No matter where you stand on this issue, CMS wants to hear from you. “We are seeking comment on whether clinicians and other stakeholders believe removing the documentation requirements for the history and physical exam would be a good approach,” the agency says in the proposal.

If your practice has an opinion on this matter, now is a good time to submit your comments, which are due by Sept. 11, 2017. You can either submit online at www.regulations.gov (referencing CMS-1676-P), or by mail or in person.

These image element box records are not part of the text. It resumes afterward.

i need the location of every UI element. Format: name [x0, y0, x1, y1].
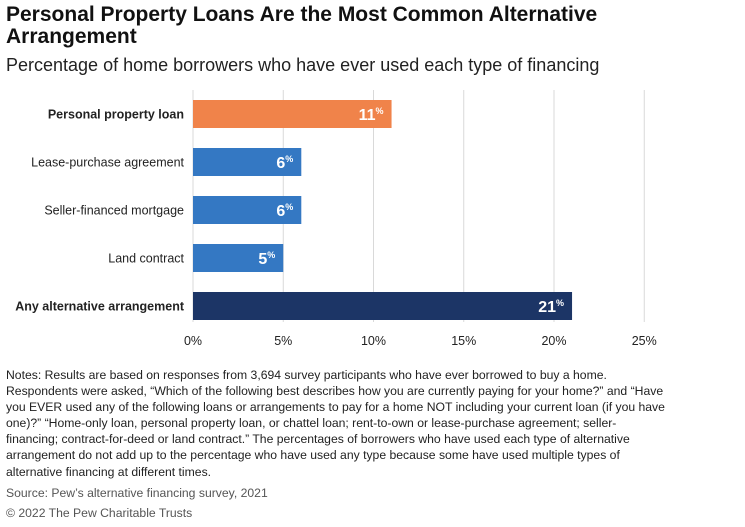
x-tick-label: 20%	[541, 334, 566, 348]
category-label: Personal property loan	[48, 108, 184, 122]
category-label: Any alternative arrangement	[15, 300, 185, 314]
bar	[193, 148, 302, 176]
category-label: Land contract	[108, 252, 184, 266]
x-tick-label: 10%	[361, 334, 386, 348]
copyright-notice: © 2022 The Pew Charitable Trusts	[6, 506, 193, 520]
category-label: Lease-purchase agreement	[31, 156, 184, 170]
chart-subtitle: Percentage of home borrowers who have ev…	[6, 55, 600, 75]
bar-chart: 0% 5% 10% 15% 20% 25%Personal property loan 11…	[15, 90, 657, 348]
chart-source: Source: Pew’s alternative financing surv…	[6, 486, 268, 500]
chart-title: Personal Property Loans Are the Most Com…	[6, 3, 598, 48]
bar	[193, 100, 392, 128]
chart-notes: Notes: Results are based on responses fr…	[6, 368, 665, 479]
x-tick-label: 5%	[274, 334, 292, 348]
bar	[193, 196, 302, 224]
category-label: Seller-financed mortgage	[44, 204, 184, 218]
bar	[193, 292, 573, 320]
bar	[193, 244, 284, 272]
x-tick-label: 15%	[451, 334, 476, 348]
x-tick-label: 0%	[184, 334, 202, 348]
x-tick-label: 25%	[632, 334, 657, 348]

New Esophagectomy Codes Revealed

The proposal also lists suggested relative value units (RVUs) for three new esophagectomy codes that appear to be slated for a Jan. 1, 2018 debut.

Although the fee schedule doesn’t reveal the exact CPT® codes assigned to the new codes, the following details are shared in the proposal:

  • 432X5: Esophagectomy, total or near total, with laparoscopic mobilization of the abdominal and mediastinal esophagus and proximal gastrectomy, with laparoscopic pyloric drainage procedure if performed, with open cervical pharyngogastrostomy or esophagogastrostomy (ie, laparoscopic transhiatal esophagectomy)
  • 432X6: Esophagectomy, distal two-thirds, with laparoscopic mobilization of the abdominal and lower mediastinal esophagus and proximal gastrectomy, with laparoscopic pyloric drainage procedure if performed, with separate thoracoscopic mobilization of the middle and upper mediastinal esophagus and thoracic esophagogastrostomy (ie, laparoscopic thoracoscopic esophagectomy, Ivor Lewis esophagectomy)
  • 432X7: Esophagectomy, total or near total, with thoracoscopic mobilization of the upper, middle, and lower mediastinal esophagus, with separate laparoscopic proximal gastrectomy, with laparoscopic pyloric drainage procedure if performed, with open cervical pharyngogastrostomy or esophagogastrostomy (ie, thoracoscopic, laparoscopic and cervical incision esophagectomy, McKeown esophagectomy, triincisional esophagectomy)

In the past, coders had to report an unlisted code for laparoscopic esophagectomies, so the above new codes will definitely come in handy for GI coders if finalized.